Would you sign up to get your hands on a 55-inch TV for free?
Startup Telly is counting on it: It plans to give away its dual-screen Smart TVs this summer – to those who want to see ads on the extra screen below the main monitor And share a significant portion of their personal data, CNN affairs reported.
Related: 4 essentials to comply with the new data privacy regulations
Launching in 2021, Telly will be able to offer the TVs for free – 500,000 to start with – because the cost is subsidized by those ads. The company says other TV manufacturers are already monetizing consumer advertising and data, and the model allows people to “share that value proposition.”
Telly not only collects that viewing data, but also a wide range of data at the individual household level: contact details, cultural or social identifiers such as favorite sports teams, IP address, gender, political views and sexual orientation.
In response to CNN’s report, the company said the issue of sexual orientation has been removed from its privacy policy and no customer has been asked about it.
But the revision and other erroneous annotations in Telly’s privacy policy raise some serious red flags, per TechCrunch.

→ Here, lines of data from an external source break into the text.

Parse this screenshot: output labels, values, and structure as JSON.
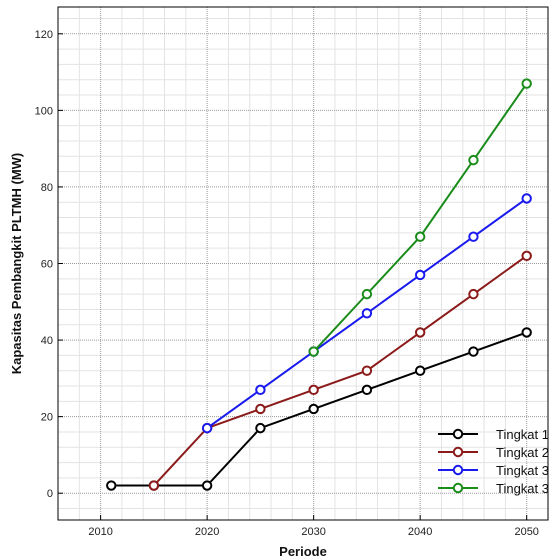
{
  "chart_data": {
    "type": "line",
    "title": "",
    "xlabel": "Periode",
    "ylabel": "Kapasitas Pembangkit PLTMH (MW)",
    "xlim": [
      2006,
      2052
    ],
    "ylim": [
      -7,
      127
    ],
    "x_ticks": [
      "2010",
      "2020",
      "2030",
      "2040",
      "2050"
    ],
    "y_ticks": [
      "0",
      "20",
      "40",
      "60",
      "80",
      "100",
      "120"
    ],
    "grid": true,
    "legend_position": "bottom-right",
    "series": [
      {
        "name": "Tingkat 1",
        "color": "#000000",
        "x": [
          2011,
          2015,
          2020,
          2025,
          2030,
          2035,
          2040,
          2045,
          2050
        ],
        "y": [
          2,
          2,
          2,
          17,
          22,
          27,
          32,
          37,
          42
        ]
      },
      {
        "name": "Tingkat 2",
        "color": "#8b1a1a",
        "x": [
          2015,
          2020,
          2025,
          2030,
          2035,
          2040,
          2045,
          2050
        ],
        "y": [
          2,
          17,
          22,
          27,
          32,
          42,
          52,
          62
        ]
      },
      {
        "name": "Tingkat 3",
        "color": "#1a1aee",
        "x": [
          2020,
          2025,
          2030,
          2035,
          2040,
          2045,
          2050
        ],
        "y": [
          17,
          27,
          37,
          47,
          57,
          67,
          77
        ]
      },
      {
        "name": "Tingkat 3",
        "color": "#1a8c1a",
        "x": [
          2030,
          2035,
          2040,
          2045,
          2050
        ],
        "y": [
          37,
          52,
          67,
          87,
          107
        ]
      }
    ]
  }
}
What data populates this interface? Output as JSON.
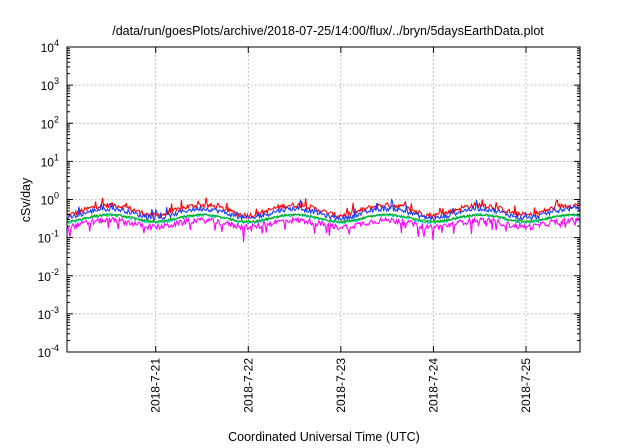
{
  "chart_data": {
    "type": "line",
    "title": "/data/run/goesPlots/archive/2018-07-25/14:00/flux/../bryn/5daysEarthData.plot",
    "xlabel": "Coordinated Universal Time (UTC)",
    "ylabel": "cSv/day",
    "y_scale": "log",
    "ylim": [
      0.0001,
      10000
    ],
    "y_ticks": [
      {
        "base": "10",
        "exp": "-4"
      },
      {
        "base": "10",
        "exp": "-3"
      },
      {
        "base": "10",
        "exp": "-2"
      },
      {
        "base": "10",
        "exp": "-1"
      },
      {
        "base": "10",
        "exp": "0"
      },
      {
        "base": "10",
        "exp": "1"
      },
      {
        "base": "10",
        "exp": "2"
      },
      {
        "base": "10",
        "exp": "3"
      },
      {
        "base": "10",
        "exp": "4"
      }
    ],
    "x_range": [
      "2018-07-20T01:00",
      "2018-07-25T14:00"
    ],
    "x_ticks": [
      {
        "label": "2018-7-21",
        "at": "2018-07-21T00:00"
      },
      {
        "label": "2018-7-22",
        "at": "2018-07-22T00:00"
      },
      {
        "label": "2018-7-23",
        "at": "2018-07-23T00:00"
      },
      {
        "label": "2018-7-24",
        "at": "2018-07-24T00:00"
      },
      {
        "label": "2018-7-25",
        "at": "2018-07-25T00:00"
      }
    ],
    "grid": true,
    "legend": "none",
    "series": [
      {
        "color": "#ff0000",
        "median": 0.55,
        "spread": 0.32,
        "day_amp": 0.3
      },
      {
        "color": "#1a3fff",
        "median": 0.45,
        "spread": 0.28,
        "day_amp": 0.28
      },
      {
        "color": "#00c8c8",
        "median": 0.32,
        "spread": 0.18,
        "day_amp": 0.22
      },
      {
        "color": "#00b000",
        "median": 0.33,
        "spread": 0.12,
        "day_amp": 0.2
      },
      {
        "color": "#ff00ff",
        "median": 0.24,
        "spread": 0.35,
        "day_amp": 0.2
      }
    ]
  }
}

A portion of a journalist’s screenshot before edits were made reveals the questionable accuracy of the policy and the company’s desire “for another way around it.” [it].”
today in the privacy policy pic.twitter.com/83QI7l7iFu
— Shoshana Wodinsky (she/her) ? (@swodinsky) May 16, 2023
Telly’s chief strategy officer, Dallas Lawrence, told TechCrunch via email that the policy was an old draft that had been uploaded in error.
Related: Does customer data privacy really matter? It should be. | ukbusinessupdates.com
Ilya Pozin, founder and CEO of Telly, also co-founded Pluto TV, a free ad-supported streaming service acquired by Viacom in 2019 for $340 million.